Sandy Grierson is excellent as the cold, calculating Angelo; looking like a cross between Uriah Heep and Vladimir Putin, and about as trustworthy as both of them, he assumes mock humility at first but is quick to gain ruthless confidence. It’s a measure of the seriousness of his performance that when he cowers on the floor, trembling at the prospect of a night of extorted rapture, that we don’t find it funny, like we would Malvolio. This Angelo allows us the wry smiles of recognising hypocrisy but no more; even when he is condemned to marriage with Mariana, we don’t laugh at his woe. Mr Grierson gives us a superb portrayal of a man who is ugly on the inside; a chancer who spreads misery where he can but is powerless against true authority.
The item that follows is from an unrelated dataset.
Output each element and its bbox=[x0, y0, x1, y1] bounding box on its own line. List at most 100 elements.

Claire Price is fantastic as Escalus, beautifully upright, clear and decisive in her pronouncements; Joseph Arkley imbues Lucio with true upper-crust mischief making; and there are brilliant comic turns from Michael Patrick as the overzealous but under-accurate Elbow, and David Ajao as the wisecracking wide boy Pompey. Great support also from Amanda Harris as the surprisingly kindly Provost, Graeme Brookes as the flustered Mistress Overdone and the bizarrely assertive Barnadine, and Sophie Khan Levy as the much-wronged Mariana.
But it’s Antony Byrne’s magnificent portrayal of the Duke, with his innate authority at court and his overwhelmingly positive masquerade as Friar Lodowick that knits together all the threads of this superb production, full equally of humour and underplayed horror, and that helps to make this – in my humble opinion – the RSC’s best revival this year so far. Plenty of opportunities to see it, as it’s playing at Stratford until the end of August and then is on tour throughout the country until April, including the Christmas season at the Barbican. An excellent production of this perpetually relevant play.